The pure, raw energy in the trailer took me back to younger days, to The Garage in Highbury, to The Astoria on Charing Cross Road and to The Forum in Tunbridge Wells and the fear and wonder of whether you’d still have your shoes the next time you escaped the heaving mass. 

“I was 13 years old,” says Tom. “We went to see Ash at Brixton Academy and I couldn’t believe you could have that much fun.

“I remember my friend’s mum dropping us off and us having a Bacardi Breezer outside and then going in. We were about four feet tall and I remember this older group of guys picking us up and chucking us into the crowd and crowd-surfing for the first time. It was the best feeling ever.”

MAKING IT HAPPEN

When the restrictions lift, there will doubtless be a flurry of activity in the live music scene. So tracking down the very first mosh pit may not be so easy. But, just like in Twister, Tom is already tracking the storm before it hits.

“At the moment it’s about having an ear to the ground and speaking to promoters, festival organisers, fans and bands,” says Tom. “It’s important that with the film we’re not shown to be inciting bad behaviour or contributing in any way to the spread of coronavirus – it has to be an officially safe event that is organised after the restrictions are lifted.

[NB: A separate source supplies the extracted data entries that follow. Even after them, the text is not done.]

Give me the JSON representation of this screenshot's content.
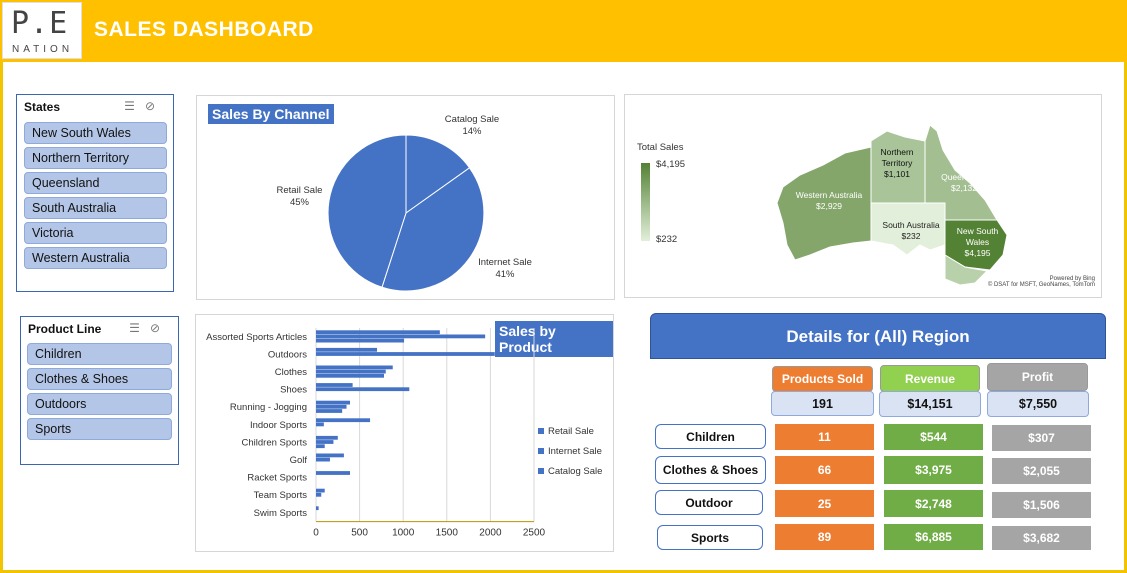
{
  "header": {
    "logo_big": "P.E",
    "logo_small": "NATION",
    "title": "SALES DASHBOARD"
  },
  "states_slicer": {
    "title": "States",
    "items": [
      "New South Wales",
      "Northern Territory",
      "Queensland",
      "South Australia",
      "Victoria",
      "Western Australia"
    ]
  },
  "product_slicer": {
    "title": "Product Line",
    "items": [
      "Children",
      "Clothes & Shoes",
      "Outdoors",
      "Sports"
    ]
  },
  "channel_chart": {
    "title": "Sales By Channel",
    "slices": [
      {
        "name": "Catalog Sale",
        "pct": "14%"
      },
      {
        "name": "Internet Sale",
        "pct": "41%"
      },
      {
        "name": "Retail Sale",
        "pct": "45%"
      }
    ]
  },
  "map": {
    "legend_title": "Total Sales",
    "legend_max": "$4,195",
    "legend_min": "$232",
    "regions": [
      {
        "name": "Western Australia",
        "value": "$2,929"
      },
      {
        "name": "Northern Territory",
        "value": "$1,101"
      },
      {
        "name": "Queensland",
        "value": "$2,132"
      },
      {
        "name": "South Australia",
        "value": "$232"
      },
      {
        "name": "New South Wales",
        "value": "$4,195"
      }
    ],
    "credit1": "Powered by Bing",
    "credit2": "© DSAT for MSFT, GeoNames, TomTom"
  },
  "chart_data": {
    "type": "bar",
    "title": "Sales by Product",
    "categories": [
      "Assorted Sports Articles",
      "Outdoors",
      "Clothes",
      "Shoes",
      "Running - Jogging",
      "Indoor Sports",
      "Children Sports",
      "Golf",
      "Racket Sports",
      "Team Sports",
      "Swim Sports"
    ],
    "series": [
      {
        "name": "Retail Sale",
        "values": [
          1420,
          700,
          880,
          420,
          390,
          620,
          250,
          320,
          390,
          100,
          30
        ]
      },
      {
        "name": "Internet Sale",
        "values": [
          1940,
          2050,
          800,
          1070,
          350,
          90,
          200,
          160,
          0,
          60,
          0
        ]
      },
      {
        "name": "Catalog Sale",
        "values": [
          1010,
          0,
          780,
          0,
          300,
          0,
          100,
          0,
          0,
          0,
          0
        ]
      }
    ],
    "xticks": [
      "0",
      "500",
      "1000",
      "1500",
      "2000",
      "2500"
    ],
    "xlim": [
      0,
      2500
    ],
    "legend": "right"
  },
  "details": {
    "title": "Details for (All) Region",
    "headers": [
      "Products Sold",
      "Revenue",
      "Profit"
    ],
    "totals": [
      "191",
      "$14,151",
      "$7,550"
    ],
    "rows": [
      {
        "label": "Children",
        "sold": "11",
        "revenue": "$544",
        "profit": "$307"
      },
      {
        "label": "Clothes & Shoes",
        "sold": "66",
        "revenue": "$3,975",
        "profit": "$2,055"
      },
      {
        "label": "Outdoor",
        "sold": "25",
        "revenue": "$2,748",
        "profit": "$1,506"
      },
      {
        "label": "Sports",
        "sold": "89",
        "revenue": "$6,885",
        "profit": "$3,682"
      }
    ]
  },
  "colors": {
    "accent": "#ffc000",
    "blue": "#4472c4",
    "orange": "#ed7d31",
    "green": "#70ad47",
    "grey": "#a5a5a5"
  }
}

“There are plenty of people putting gigs on around the country at one minute past midnight [on the day restrictions lift], and the idea is to be at those gigs and capture the mood. And experiencing it with fans we’ve been filming since the depth of lockdown, and artists we’ve been filming since then, too.”

Tom explains that there is a potentially fitting ending that could really close the whole documentary, with several of the participating bands due to play the Reading Festival in August.

“That would be great,” says Tom, “to see these incredibly talented people walking up on to the stage that they haven’t been able to share their music from for 18 months.

“The level to which these people have been deprived of their creative outlet has been really profound. Witnessing them getting back to the place they can do that is going to be cool to watch.”

As we go to print with this edition, Tom is gearing up for the challenge ahead, something he knows needs to be speedy because “in a year’s time no-one will care”.

“I’m nervous about doing the moment justice,” he says. “But I’m excited about it. As long as we can follow the most poignant stories from now until then, and just capture what that feels like and what it represents to people, to get that sense of freedom back that is so important to so many people, then I think we’ll have done a good job in capturing this moment in a positive way. It feels like a snapshot of music at this moment in time.”